OTOH, AFAIK frame pointers make debugging easier, development kernels
are better to be compiled with fp in every func.
--
vda
On 25 November 2002 06:52, Willy Tarreau wrote:
> > Anyway it makes me wonder, whether kernelcompilation shouldn't be
> > configurable between a "optimize for (compressed image) size" and a
> > "optimize for speed" option... I'd go for speed... (and always
> > omitting frame-pointers doesn't seem to as fast as omitting them
> > only in leaf functions).
>
> hehe :-)
> I've put this in my kernels for about 2 years now. You can also
> reduce the image size with -malign-jumps=0
> -mpreferred-stack-boundary=2 and -mcpu=i386.
Hehe indeed ;)
--
vda
>>since "-momit-leaf-frame-pointer" makes a trade-off between both
>>other options: it omits framepointers for leaf functions (callees
>>that aren't callers as well) and it doesn't for branch-functions.
>
>
> Which does not sound quite right for me. FP should be omitted
> only if function contains less than half dozen stack references,
> otherwise not. It does not matter whether it is a leaf function or not.

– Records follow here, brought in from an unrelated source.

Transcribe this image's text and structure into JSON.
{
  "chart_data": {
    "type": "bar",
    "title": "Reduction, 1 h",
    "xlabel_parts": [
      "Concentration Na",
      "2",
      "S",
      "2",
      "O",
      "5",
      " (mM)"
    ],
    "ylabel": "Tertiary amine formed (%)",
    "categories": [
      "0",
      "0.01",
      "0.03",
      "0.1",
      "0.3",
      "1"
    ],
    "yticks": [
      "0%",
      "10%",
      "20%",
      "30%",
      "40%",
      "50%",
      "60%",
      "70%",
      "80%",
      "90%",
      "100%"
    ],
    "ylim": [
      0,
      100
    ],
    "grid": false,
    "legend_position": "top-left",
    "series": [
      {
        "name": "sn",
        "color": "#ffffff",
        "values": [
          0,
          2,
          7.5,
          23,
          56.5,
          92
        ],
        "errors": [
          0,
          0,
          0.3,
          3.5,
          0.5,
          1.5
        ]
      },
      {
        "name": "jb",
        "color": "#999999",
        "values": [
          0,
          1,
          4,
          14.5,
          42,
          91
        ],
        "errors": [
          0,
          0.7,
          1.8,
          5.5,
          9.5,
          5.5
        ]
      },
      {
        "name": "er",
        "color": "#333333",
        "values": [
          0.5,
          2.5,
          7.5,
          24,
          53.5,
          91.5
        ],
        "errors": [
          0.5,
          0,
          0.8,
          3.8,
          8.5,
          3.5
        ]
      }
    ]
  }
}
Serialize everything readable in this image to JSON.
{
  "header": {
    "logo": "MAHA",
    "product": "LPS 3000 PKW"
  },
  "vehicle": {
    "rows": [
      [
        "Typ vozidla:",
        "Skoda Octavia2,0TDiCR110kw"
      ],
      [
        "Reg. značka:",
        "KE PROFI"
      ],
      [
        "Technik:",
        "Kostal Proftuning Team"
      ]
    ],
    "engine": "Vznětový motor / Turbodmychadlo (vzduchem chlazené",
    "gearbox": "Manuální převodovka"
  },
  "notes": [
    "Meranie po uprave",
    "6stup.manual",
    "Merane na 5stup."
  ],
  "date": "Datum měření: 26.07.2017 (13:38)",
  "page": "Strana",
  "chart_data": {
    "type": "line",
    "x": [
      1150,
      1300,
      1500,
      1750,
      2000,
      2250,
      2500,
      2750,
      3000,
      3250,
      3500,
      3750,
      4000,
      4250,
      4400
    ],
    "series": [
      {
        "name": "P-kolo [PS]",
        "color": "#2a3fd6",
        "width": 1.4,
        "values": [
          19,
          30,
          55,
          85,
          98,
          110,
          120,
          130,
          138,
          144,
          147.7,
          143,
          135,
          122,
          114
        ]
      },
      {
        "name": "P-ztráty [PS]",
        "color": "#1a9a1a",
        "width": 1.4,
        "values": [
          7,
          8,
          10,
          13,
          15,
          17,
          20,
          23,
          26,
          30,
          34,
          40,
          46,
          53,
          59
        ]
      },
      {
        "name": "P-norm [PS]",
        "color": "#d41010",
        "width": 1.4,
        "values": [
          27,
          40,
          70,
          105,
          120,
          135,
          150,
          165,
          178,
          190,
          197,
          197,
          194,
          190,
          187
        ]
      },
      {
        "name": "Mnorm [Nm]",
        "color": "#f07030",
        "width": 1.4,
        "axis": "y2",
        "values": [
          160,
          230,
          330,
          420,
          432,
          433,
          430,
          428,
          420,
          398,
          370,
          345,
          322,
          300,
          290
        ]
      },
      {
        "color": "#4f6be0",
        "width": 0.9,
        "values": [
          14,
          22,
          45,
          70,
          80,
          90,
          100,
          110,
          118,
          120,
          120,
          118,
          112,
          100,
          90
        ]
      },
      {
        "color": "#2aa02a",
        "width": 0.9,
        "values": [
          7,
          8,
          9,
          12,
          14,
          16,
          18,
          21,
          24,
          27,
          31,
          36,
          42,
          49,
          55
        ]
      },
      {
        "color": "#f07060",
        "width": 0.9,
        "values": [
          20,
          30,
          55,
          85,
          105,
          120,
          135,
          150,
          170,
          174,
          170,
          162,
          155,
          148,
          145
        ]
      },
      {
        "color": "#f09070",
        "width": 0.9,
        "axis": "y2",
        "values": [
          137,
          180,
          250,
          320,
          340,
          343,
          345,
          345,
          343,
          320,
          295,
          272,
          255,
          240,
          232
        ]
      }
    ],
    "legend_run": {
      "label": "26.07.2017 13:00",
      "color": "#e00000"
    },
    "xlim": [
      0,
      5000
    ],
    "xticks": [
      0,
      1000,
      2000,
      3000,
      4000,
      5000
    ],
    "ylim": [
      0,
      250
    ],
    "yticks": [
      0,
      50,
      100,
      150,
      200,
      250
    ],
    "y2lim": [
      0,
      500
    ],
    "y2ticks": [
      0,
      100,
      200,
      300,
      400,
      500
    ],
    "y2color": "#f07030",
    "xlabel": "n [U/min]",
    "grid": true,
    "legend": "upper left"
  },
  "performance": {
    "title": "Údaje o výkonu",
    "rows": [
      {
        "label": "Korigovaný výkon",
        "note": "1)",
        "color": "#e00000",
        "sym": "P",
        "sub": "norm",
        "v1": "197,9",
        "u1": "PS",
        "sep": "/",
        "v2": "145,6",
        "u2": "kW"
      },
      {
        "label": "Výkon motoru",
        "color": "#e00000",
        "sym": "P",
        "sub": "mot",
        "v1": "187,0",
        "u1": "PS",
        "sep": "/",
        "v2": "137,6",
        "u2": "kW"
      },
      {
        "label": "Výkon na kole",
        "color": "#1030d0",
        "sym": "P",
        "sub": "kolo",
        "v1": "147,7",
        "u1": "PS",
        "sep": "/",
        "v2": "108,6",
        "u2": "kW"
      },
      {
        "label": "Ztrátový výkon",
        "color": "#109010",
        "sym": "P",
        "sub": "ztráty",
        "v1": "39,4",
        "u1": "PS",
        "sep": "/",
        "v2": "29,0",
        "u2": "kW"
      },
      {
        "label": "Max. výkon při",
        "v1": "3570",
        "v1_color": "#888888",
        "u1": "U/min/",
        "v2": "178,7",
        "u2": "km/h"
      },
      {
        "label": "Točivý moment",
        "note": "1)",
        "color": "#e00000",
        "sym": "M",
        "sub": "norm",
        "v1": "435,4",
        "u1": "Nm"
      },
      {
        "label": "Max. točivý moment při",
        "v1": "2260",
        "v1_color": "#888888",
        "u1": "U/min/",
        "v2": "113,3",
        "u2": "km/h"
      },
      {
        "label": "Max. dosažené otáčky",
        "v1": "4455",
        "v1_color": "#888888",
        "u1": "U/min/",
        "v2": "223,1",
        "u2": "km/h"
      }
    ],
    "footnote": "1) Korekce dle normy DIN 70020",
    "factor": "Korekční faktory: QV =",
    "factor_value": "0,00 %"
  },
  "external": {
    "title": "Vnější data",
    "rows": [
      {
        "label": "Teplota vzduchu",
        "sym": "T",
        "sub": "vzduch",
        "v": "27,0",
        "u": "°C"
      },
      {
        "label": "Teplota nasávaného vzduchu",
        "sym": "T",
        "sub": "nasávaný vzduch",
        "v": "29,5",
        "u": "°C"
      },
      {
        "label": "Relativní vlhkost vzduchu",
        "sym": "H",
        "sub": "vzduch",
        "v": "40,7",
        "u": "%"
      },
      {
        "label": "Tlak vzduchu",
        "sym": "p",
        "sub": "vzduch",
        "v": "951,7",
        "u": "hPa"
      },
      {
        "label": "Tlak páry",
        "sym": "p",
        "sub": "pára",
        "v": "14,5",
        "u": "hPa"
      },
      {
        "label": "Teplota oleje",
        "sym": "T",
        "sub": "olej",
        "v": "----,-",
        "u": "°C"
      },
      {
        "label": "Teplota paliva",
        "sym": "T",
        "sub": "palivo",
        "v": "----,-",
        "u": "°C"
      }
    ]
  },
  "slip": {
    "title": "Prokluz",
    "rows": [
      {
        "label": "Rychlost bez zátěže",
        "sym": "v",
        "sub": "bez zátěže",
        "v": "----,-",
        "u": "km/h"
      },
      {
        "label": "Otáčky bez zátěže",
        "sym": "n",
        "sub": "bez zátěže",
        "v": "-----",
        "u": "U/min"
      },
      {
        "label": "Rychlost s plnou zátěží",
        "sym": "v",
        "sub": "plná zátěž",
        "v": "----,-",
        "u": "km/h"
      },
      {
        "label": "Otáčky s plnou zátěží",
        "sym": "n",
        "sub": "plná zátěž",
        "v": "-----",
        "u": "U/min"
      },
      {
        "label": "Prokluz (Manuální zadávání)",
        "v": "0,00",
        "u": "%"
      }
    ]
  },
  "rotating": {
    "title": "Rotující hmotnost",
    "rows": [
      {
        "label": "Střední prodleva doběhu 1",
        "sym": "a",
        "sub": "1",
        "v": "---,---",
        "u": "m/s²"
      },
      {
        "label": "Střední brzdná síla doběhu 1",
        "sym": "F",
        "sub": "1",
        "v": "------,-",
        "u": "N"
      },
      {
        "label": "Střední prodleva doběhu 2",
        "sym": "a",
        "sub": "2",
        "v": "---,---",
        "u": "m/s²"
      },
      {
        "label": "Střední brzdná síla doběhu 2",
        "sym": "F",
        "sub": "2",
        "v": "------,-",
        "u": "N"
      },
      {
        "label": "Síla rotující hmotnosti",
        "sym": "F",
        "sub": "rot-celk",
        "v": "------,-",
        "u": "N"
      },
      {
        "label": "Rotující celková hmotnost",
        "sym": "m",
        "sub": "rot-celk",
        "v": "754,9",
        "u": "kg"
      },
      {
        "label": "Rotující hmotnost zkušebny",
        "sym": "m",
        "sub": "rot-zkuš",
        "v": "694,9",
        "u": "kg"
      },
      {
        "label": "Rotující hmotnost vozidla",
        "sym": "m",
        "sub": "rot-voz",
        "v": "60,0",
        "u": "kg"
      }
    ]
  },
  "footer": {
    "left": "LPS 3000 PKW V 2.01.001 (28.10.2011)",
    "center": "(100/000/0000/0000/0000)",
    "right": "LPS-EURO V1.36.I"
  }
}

Leaf functions generally do not contain more than half dozen
stackreferences, and are generally called more or equally often as there
callers. The slight overhead of leaf functions that do contain a dozen
stackreferences is much smaller than the overhead of omitting
framepointers in /all/ branch functions including those with dozens of
stackreferences. Maybe gcc's optimizer could be adapted in the (near)
future to compare either speed or sizes of possibly generated code, with
and without framepointer, if the compile is not a debug one.
But in the mean time, in most "userland" projects I've tested with, the
-momit-leaf-frame-pointer resulted in almost te same codesize as
compiles with framepointer, along with more or less the same speed as
"-fomit-frame-pointer". I wouldn't know how to benchmark kernel-configs
though, and I haven't seen anyone doing this with the framepointer
options yet...
> OTOH, AFAIK frame pointers make debugging easier, development kernels
> are better to be compiled with fp in every func.
Honestly, I think that's a shortcoming of the debugger if that's true.
The debugger could store the stackpointer position after a call or
calculate it based on sub/add/push/pop's, instead of borrowing it from
ebp. I'm just concerned about the extra costs (in speed and size) of
always omiting the framepointer.
(It shouldn't be impossible to debug regparm- and stdcall-functions as
well, I wonder why this could be a problem at the moment. But just
"omitting framepointers" at least doesn't mix up the (IMHO: somewhat
thoughtlessly defined) i386 32-bit C-callingconvention.)